Per dire, sono andata a Berlino e ho fatto due foto alla Porta di Brandeburgo e quarantasei foto ai negozi di Prenzlauer Berg. A New York ho un Chrysler Building e trentadue interni del fruttivendolo del Chelsea Market. Perchè avevano delle mele gigantesche, lucidissime, da far cadere morta la più vigorosa delle principesse, mele così belle che ti dispiaceva comprarne una perchè gli rovinavi la composizione.
Insomma, vorrei avere in casa un’area per le vetrine, da riempire di cose buffe trovate in giro, un po’ come facevano secoli e secoli fa coi cabinets of curiosities, tutti pieni di scheletri di animali inesistenti, uova giganti, gabbiette, stampe, coralli e stelle marine secche. Una volta che c’era tutta quella roba, ben ordinata e ammucchiata con l’aria chic del finto disordine, ci passeggiavano in mezzo con una tazza di tè. E ciao.
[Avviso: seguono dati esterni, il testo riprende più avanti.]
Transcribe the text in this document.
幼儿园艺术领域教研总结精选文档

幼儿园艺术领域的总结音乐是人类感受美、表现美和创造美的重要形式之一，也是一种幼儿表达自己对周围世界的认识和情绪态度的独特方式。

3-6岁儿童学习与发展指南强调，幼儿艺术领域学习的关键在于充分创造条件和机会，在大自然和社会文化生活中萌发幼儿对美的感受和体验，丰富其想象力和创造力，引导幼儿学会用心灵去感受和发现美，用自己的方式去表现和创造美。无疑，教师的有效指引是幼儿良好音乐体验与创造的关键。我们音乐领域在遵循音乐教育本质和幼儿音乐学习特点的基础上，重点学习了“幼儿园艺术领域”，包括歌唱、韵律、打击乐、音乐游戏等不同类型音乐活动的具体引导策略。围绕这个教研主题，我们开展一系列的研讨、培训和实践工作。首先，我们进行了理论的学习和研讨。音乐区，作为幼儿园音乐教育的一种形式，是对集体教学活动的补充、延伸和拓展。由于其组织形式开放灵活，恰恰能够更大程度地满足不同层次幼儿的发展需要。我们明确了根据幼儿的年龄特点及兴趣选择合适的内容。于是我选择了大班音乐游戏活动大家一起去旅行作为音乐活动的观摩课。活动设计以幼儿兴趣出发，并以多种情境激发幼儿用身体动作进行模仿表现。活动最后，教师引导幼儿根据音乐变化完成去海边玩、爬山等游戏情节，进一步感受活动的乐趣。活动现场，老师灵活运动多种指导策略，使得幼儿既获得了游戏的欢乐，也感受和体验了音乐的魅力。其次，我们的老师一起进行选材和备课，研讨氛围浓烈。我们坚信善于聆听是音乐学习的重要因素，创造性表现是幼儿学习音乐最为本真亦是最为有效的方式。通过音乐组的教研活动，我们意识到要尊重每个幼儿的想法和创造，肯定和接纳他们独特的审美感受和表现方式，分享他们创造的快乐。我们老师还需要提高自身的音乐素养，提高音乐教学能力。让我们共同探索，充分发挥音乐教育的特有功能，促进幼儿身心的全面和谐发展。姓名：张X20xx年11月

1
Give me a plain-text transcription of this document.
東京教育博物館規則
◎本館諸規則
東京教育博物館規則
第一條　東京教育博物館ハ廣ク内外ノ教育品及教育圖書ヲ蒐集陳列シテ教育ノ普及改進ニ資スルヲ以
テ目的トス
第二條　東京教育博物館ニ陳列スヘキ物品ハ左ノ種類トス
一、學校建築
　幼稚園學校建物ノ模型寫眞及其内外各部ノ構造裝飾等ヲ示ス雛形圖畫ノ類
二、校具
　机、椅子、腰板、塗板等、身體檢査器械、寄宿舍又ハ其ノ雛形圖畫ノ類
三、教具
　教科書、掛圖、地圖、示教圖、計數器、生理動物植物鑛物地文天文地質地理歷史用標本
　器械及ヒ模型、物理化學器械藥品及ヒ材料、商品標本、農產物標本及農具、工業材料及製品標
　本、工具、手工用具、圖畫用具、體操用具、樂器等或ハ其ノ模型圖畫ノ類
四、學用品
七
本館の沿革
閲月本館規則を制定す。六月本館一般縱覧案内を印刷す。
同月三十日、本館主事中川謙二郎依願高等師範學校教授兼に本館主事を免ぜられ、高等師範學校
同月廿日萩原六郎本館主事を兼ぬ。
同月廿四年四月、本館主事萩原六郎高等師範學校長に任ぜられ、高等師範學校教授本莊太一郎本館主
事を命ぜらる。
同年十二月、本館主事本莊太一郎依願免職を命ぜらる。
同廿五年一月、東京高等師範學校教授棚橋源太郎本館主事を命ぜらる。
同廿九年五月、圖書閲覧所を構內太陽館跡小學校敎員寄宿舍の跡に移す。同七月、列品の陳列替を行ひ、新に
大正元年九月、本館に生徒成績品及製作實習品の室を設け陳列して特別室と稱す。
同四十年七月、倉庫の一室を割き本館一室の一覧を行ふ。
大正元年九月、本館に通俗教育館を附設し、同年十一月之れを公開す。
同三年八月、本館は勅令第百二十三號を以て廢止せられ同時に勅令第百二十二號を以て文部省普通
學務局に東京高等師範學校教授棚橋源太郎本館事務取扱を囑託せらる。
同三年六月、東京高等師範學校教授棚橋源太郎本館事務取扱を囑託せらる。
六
Visto che non ne posso più di essere isolata nella mia stranezza, ho deciso di farci qualcosa, con le mie benedette foto di vetrine. E se qua si parla di sule dai piedi azzurri, si può anche parlare di vetrine.
La vetrina di oggi, per esempio, mi ha fatto una paura blu.
È una vetrina di Parigi… ed è piena zeppa di mostri, pezzi di mostri e amici di mostri a pezzi. C’è pure una tetta di legno. Mai avrei creduto di imbattermi in una tetta di legno.

***

3 Responses to “Parigi: pezzi di mostro”

  1. SteC says:

    Ma che negozietto sobrio e allegro… Ma che vendeva? Articoli esoterici? Abbigliamento macabro per dark?.Accessori per scrittori di libri horror?

  2. Ma c’è pure un mostro scheletrato con ben due tette di legno!